Welcome to the Getting Past Perfect Book Club! We’re reading Getting Past Perfect: How to Find Joy and Grace in the Messiness of Motherhood, by Kate Wicker.
Take a five-minute tour of my home and a good look at me, and you’ll know I’m no perfectionist. I take pride in my work and show attention to detail, but I’m generally satisfied that my best is good enough. So, I wondered, what was in these chapters for me? Plenty.

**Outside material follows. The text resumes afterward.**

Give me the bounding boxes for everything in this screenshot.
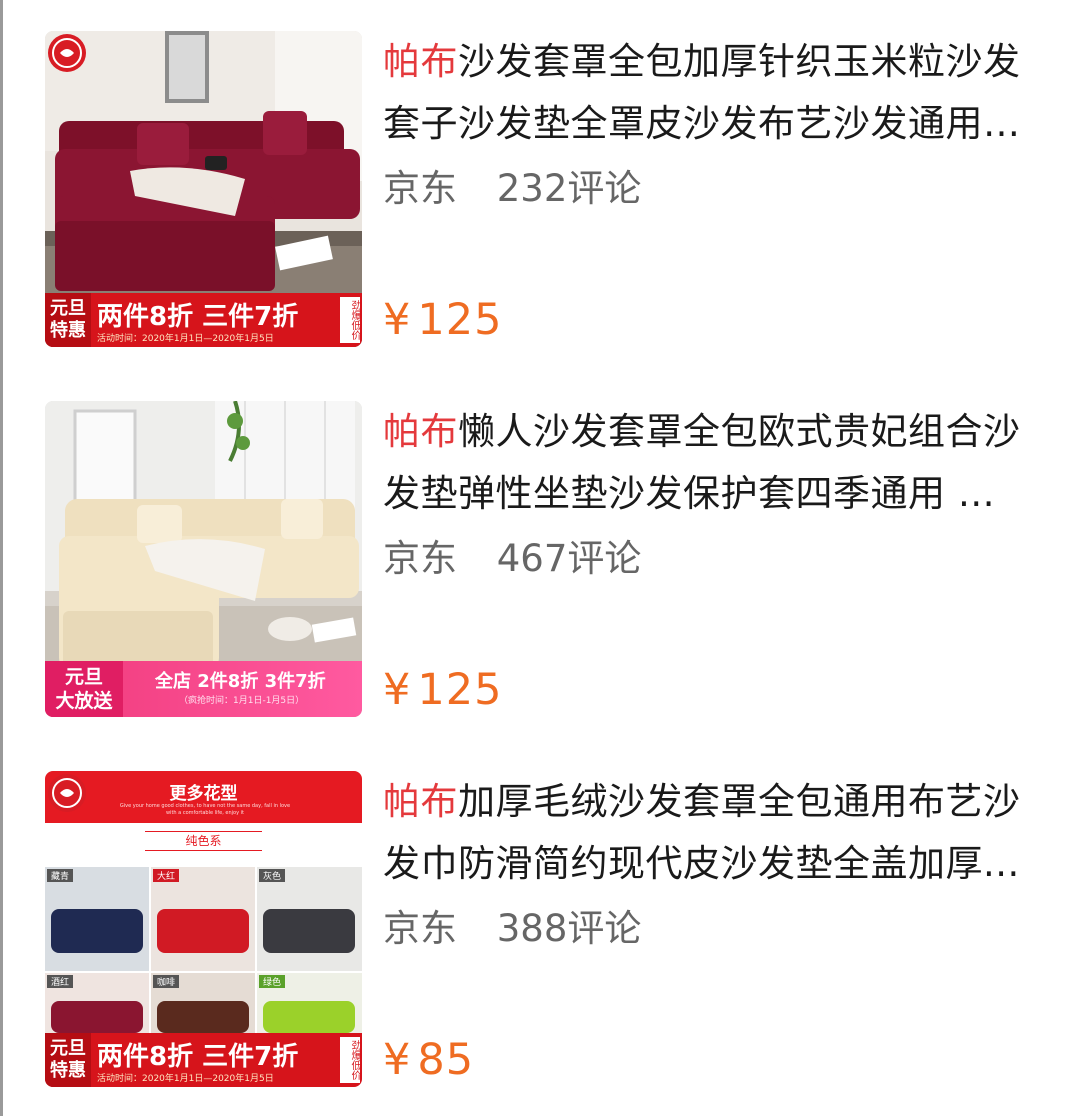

Perfectionist or not, I’m guilty of getting caught up in my children’s successes and failures as evidence of my my mothering prowess, or lack thereof. Thankfully, I’ve had my share of humbling moments dragging boneless, screaming toddlers out of various public places to balance out those lovely Follower of Jesus awards bestowed on my little saints-in-the-making. (I also think that having a couple of children after age 40 is a natural antidote to taking anything too much to heart. At some point, the level of tiredness delivers a healthy dose of
I don’t care anymore perspective.)
Kids are wildcards, and there’s a niggling fear that robs me of peace every time I hear of wayward young adults. The ones I know were raised with love, discipline, and thorough catechesis, who have rejected the values their parents tried to impart. I may be that parent one day, and I’m grateful for the reminder that these children are not mine. My daughter is not my mini-me, and my son is not an automaton. They have free will. And they have a Creator who loves them better than I do. I appreciated the comparison Kate Wicker made to God as THE perfect parent and we, His wayward children. It shines a whole new light on the extent of our earthly influence.
Despite not being a perfectionist, I want to get things right – especially with my kids. Internally at least, and especially in the early years of motherhood, I viewed every mother’s parenting decision as silent affirmation of my choices. So while Kate recounts that unsolicited advice caused her to question her sleep parenting skills, I would’ve silently flipped that comment on its head. “Your eight-week old sleeps through the night? Why, none of my four kids slept through the night consistently until age four.” Take that – my mommy martyrdom badge AND my nighttime nurturer/attached parent/co-sleeper/all-night dairy bar award. Self-soothing for my ego but a waste of mental and emotional energy.
St. Therese Lisieux’s comparison of the variety of flowers in a garden to the world of souls is so apropos. It’s a beautiful reminder for which I need to find a crafty mom to make me a Pinterest-worthy needlepoint I can hang on my wall: “Perfection consists in doing his will, in being what he wills us to be.”
To Ponder, Reflect, and Discuss:
- What can you do today to respect that your children belong to God first and foremost? Let them create without your unnecessary interference? Allow them to complete chores in their own way? Permit small, amoral choices that may conflict with your own taste or style? (In other words, make room for them to create hideous art, fold towels the “wrong” way, and adopt an unflattering hairstyle.)
- Do you seek constant affirmation for your parenting choices? How can you affirm others’ valid choices yet be assured you’ve done your best for you and your family?
Feel free to comment on your own thoughts from this week’s reading, your impressions and reflections, and/or your answers to these questions.